MEPs are rushing to get an agreement on how EU funds will be spent on regions in the next budgetary period (2014-2020), but it remains to be seen how 'green' the proposal will be with some lawmakers saying it retains subsidies for non-climate-friendly gas and oil projects.
Parliament’s regional development committee is holding a first vote on the general EU funds outline next week (11 July). A positive vote will give the European Parliament a negotiating mandate with EU countries, but will not represent the Parliament’s final decision on the EU’s next budget.
Its position will be drawn on the European Commission’s 2011 proposal for the EU’s 2014-2020 budget. The Commission’s proposal was seen as a major revamp and called for a simplification of procedures, but at the same time for more performance analysis.
The regional development committee is the first to get an official position on the budget, or multi-annual financial framework, having already agreed “on all the building blocks”.
However, its members contradict themselves when it comes to allocating certain funds specifically for climate-friendly projects.
Easy on climate – and oil
The Council has already agreed to allocate a part of the bloc’s regional funding for environmental projects. For this purpose, a minimum 12% would be taken from the European Regional and Development Fund (ERDF), which forms part of the Cohesion Funds aimed at helping Europe’s regions develop.
The European Parliament also embraces this allocation. “I am safeguarding this balance,” ?said Dutch MEP Lambert van Nistelrooij, who co-drafted the EU funds regulation with German MEP Constanze Krehl on behalf of the Parliament.

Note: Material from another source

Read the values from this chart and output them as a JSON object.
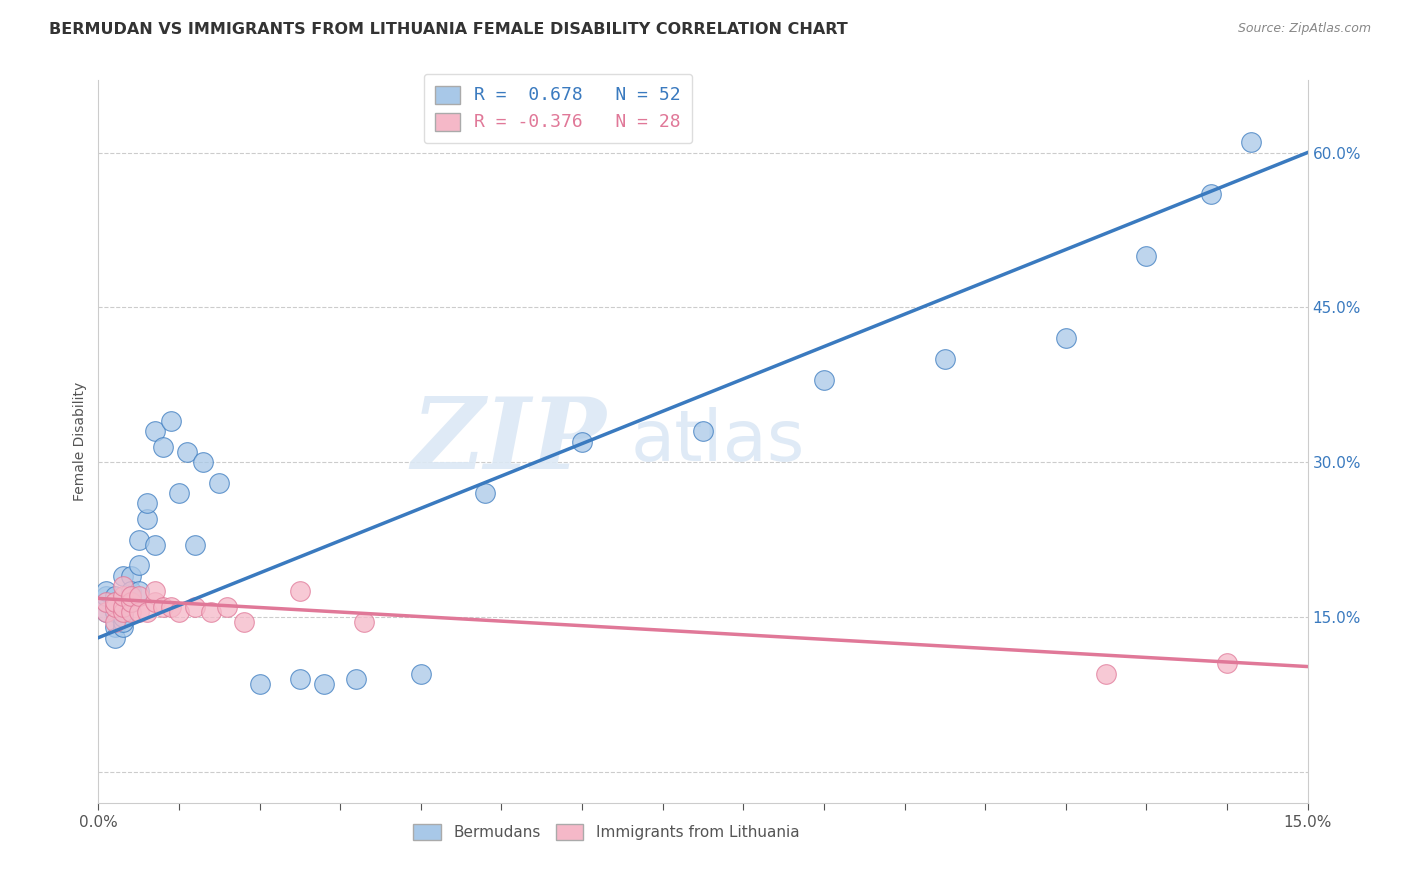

“I promised [climate action] Commissioner Hedegaard to stick to it and not water it down,” van Nistelrooij said, “but what might be brought under this will be up for debate.”
One of the amendments that will be debated and which green groups have complained about was put forward by Polish MEP Jan Olbrycht, of the centre-right European People’s Party.
Olbrycht suggested improving energy efficiency and increasing energy security through the “construction and modernisation of electricity, natural gas and oil transmission and distribution networks, natural gas and oil storage infrastructure, as well as liquefied natural gas infrastructure.”
He has previously said that that cutting carbon dioxide emissions “is not the first aim of the cohesion policy”. Relating it strictly to climate-related actions leaves member states little room for manoeuvre, he said.
His Polish centre-right colleague, MEP Bogus?aw Sonik supports the same allocation for oil and gas distribution networks as Olbrycht.
And Romanian MEPs Iosif Matula and Marian-Jean Marinescu also favour developing “distribution systems for natural gas” with ERDF money.
Romanian social-democrat MEP Victor Bo?tinaru, however, told EURACTIV he doubted their wishes would come survive, since, he said, the EU’s 2014-2020 cohesion funds are meant to fund high-efficiency cooling and heating networks.
Struggling for a good negotiating hand
In drafting the bill, van Nistelrooij and Krehl have squeezed the over 3,000 proposed amendments from all MEPs into about 100 compromise articles. Negotiations between political parties started in November 2011 and yesterday (5 July) the different political groups presented their proposals, in a common effort to reach a deal on 11 July.
“First we make the policy and then the budget, not the other way around,” van Nistelrooij said, saying he agreed on this approach with Krehl in order “not to lose time”. The other committees are still waiting for specific figures to fill the gaps currently marked with “X” in the break-down of the budget.
Van Nistelrooij fears the Council, represented by the 27 member states, is moving “too fast” on the EU budget for 2014-2020 and that the Parliament risks not having a significant role or opinion in how the money is spent.